MUMBAI, (Reuters) – “God Bye” screamed the front page of India’s largest selling newspaper yesterday reflecting the depressive mood of the cricket-crazy country after its favourite son, Sachin Tendulkar, announced his retirement from all forms of cricket.
The Times of India dedicated four more pages to the world’s most prolific international run-scorer, who announced on Thursday that he will retire after playing his 200th test match at home against West Indies next month.
The diminutive batsman, now 40, has been the face of Indian cricket since he burst onto the international scene as a 16-year-old curly-haired boy against arch-rivals Pakistan in a Karachi test.
And after 24 years, more than 34,000 international runs and a century of international hundreds, the news of Tendulkar’s parting made the top story on the front page of every publication in the country.
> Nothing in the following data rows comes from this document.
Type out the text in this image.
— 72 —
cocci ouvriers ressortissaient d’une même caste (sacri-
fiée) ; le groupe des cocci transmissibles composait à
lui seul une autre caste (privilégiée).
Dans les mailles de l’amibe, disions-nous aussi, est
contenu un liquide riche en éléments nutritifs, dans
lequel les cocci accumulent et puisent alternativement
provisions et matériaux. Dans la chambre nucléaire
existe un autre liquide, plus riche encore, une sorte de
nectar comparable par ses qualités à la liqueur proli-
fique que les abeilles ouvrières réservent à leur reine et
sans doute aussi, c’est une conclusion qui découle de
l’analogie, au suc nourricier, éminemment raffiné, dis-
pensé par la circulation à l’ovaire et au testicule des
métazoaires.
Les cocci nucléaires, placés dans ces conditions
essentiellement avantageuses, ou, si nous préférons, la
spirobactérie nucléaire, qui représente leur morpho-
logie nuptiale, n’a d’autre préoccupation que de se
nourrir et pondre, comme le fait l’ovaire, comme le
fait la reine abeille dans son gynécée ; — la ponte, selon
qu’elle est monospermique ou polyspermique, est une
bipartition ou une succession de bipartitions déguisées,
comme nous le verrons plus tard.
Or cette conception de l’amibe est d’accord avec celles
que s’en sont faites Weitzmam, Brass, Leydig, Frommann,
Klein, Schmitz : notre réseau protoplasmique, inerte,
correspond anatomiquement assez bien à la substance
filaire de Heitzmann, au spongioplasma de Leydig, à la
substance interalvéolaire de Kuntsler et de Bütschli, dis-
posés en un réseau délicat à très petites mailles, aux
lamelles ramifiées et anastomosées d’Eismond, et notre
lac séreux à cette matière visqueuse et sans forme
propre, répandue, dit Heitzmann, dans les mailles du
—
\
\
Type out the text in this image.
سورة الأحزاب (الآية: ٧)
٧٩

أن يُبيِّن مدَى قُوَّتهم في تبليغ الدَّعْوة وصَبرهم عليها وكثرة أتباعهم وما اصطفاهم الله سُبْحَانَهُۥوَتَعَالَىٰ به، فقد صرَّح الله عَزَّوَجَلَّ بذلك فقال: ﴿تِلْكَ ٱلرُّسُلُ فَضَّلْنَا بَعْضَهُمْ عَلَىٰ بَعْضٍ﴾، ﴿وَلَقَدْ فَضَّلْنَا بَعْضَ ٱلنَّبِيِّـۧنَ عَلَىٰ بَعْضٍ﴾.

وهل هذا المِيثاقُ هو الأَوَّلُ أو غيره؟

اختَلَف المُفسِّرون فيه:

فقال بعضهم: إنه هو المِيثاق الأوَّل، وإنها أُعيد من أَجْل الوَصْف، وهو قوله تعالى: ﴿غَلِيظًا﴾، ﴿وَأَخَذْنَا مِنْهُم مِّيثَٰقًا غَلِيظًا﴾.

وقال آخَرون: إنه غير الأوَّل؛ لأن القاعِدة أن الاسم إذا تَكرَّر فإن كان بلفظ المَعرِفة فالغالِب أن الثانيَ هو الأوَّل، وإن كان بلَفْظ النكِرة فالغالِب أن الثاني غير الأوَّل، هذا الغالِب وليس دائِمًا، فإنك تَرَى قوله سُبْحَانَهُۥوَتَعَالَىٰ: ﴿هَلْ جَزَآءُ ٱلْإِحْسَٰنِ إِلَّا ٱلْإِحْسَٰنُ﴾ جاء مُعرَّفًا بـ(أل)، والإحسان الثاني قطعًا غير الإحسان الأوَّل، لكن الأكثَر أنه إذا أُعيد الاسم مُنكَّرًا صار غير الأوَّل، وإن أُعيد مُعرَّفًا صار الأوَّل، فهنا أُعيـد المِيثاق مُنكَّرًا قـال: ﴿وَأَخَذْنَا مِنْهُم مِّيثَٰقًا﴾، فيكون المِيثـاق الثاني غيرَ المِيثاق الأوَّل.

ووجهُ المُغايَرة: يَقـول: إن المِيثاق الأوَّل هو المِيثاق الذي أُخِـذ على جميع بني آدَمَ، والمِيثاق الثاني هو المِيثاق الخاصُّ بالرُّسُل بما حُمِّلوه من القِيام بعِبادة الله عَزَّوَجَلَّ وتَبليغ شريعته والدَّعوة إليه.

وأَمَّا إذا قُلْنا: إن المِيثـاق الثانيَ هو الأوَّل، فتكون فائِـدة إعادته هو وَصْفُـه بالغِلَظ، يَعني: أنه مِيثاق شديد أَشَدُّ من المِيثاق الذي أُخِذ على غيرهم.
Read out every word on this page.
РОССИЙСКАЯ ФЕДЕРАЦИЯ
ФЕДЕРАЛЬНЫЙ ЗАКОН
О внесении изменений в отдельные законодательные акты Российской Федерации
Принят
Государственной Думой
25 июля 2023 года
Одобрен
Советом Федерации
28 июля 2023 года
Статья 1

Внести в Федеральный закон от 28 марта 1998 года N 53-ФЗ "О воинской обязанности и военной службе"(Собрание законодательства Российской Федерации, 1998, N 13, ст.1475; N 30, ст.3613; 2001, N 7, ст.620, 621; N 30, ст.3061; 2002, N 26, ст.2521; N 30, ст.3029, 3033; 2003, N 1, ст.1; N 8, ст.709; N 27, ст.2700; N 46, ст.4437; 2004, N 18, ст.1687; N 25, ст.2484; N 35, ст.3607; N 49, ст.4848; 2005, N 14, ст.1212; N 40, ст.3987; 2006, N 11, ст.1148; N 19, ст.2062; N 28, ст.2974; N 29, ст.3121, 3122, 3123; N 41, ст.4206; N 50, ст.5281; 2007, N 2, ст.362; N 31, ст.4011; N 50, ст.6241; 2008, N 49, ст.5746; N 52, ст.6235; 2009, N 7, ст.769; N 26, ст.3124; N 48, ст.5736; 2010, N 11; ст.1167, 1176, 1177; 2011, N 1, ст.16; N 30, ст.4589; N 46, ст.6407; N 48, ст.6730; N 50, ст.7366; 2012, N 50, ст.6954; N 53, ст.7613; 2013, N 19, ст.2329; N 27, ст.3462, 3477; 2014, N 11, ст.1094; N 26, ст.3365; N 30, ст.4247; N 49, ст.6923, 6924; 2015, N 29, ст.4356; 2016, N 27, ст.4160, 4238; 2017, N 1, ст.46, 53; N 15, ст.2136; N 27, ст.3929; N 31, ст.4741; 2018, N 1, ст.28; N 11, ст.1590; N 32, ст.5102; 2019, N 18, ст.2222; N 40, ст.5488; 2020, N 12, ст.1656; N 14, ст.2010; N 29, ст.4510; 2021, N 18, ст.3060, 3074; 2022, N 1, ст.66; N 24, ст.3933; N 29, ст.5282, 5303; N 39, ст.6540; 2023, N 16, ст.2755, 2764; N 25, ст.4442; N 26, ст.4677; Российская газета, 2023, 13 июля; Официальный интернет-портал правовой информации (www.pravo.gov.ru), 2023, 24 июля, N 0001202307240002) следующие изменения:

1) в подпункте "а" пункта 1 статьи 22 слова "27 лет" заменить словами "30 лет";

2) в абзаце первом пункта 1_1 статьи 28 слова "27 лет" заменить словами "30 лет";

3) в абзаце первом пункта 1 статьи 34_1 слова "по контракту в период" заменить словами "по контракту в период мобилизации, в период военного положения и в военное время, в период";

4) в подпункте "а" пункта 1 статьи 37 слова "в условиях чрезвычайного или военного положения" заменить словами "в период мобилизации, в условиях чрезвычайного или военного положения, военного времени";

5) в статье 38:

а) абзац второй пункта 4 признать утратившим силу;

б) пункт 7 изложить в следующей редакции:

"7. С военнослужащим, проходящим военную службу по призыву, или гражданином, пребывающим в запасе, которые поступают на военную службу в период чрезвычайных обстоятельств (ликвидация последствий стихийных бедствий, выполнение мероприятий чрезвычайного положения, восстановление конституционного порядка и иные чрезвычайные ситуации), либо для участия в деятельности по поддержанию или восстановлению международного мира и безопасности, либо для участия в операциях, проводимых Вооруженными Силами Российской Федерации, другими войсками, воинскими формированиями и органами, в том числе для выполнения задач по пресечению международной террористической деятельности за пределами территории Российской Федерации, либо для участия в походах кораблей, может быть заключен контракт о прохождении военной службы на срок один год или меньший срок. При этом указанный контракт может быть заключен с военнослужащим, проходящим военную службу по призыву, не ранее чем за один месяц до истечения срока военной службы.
“The Void” was what the Indian Express used on top of a picture of Tendulkar walking out to bat with his willow tucked under his left arm as the winter sun peeked from behind his helmet.
The Hindustan Times newspaper said as much in their banner headline “There will never be another you”.
Former Australia captain Steve Waugh said: “He was the Don Bradman of our times” in a 2009 column for Times of India, which was republished on Thursday.
“Sachin was always a favourite with Australian crowds and had the unreserved respect of Australian cricketers because he possesses many traits that we respect and value among sportsmen,” Waugh wrote.
“He was fiercely competitive, never backed off from a contest, never gave up but was always fair.”
Tendulkar’s dominating batting display during his initial years has been often compared with the swagger and style of West Indian batting great Viv Richards.
Richards agreed.
“When in full flow, the mild-mannered boyish cricketer could look extremely intimidating in the middle,” Richards also wrote in a 2009 column for the publication.
“If there was a resonance I found of myself in his batting, it is the intent that he communicated.”
India wicketkeeper Mahendra Singh Dhoni was elevated as the team’s captain on Tendulkar’s recommendation and later spent quite a bit of time chatting to the master batsman, who used to stand beside him at first slip.
Dhoni said he had too much respect for his cricketing idol and was overawed by Tendulkar’s presence during his debut series in Bangladesh in 2004.
“I couldn’t muster enough courage to speak to Tendulkar, so I would avoid eye contact with him,” Dhoni wrote in a column published in the same newspaper.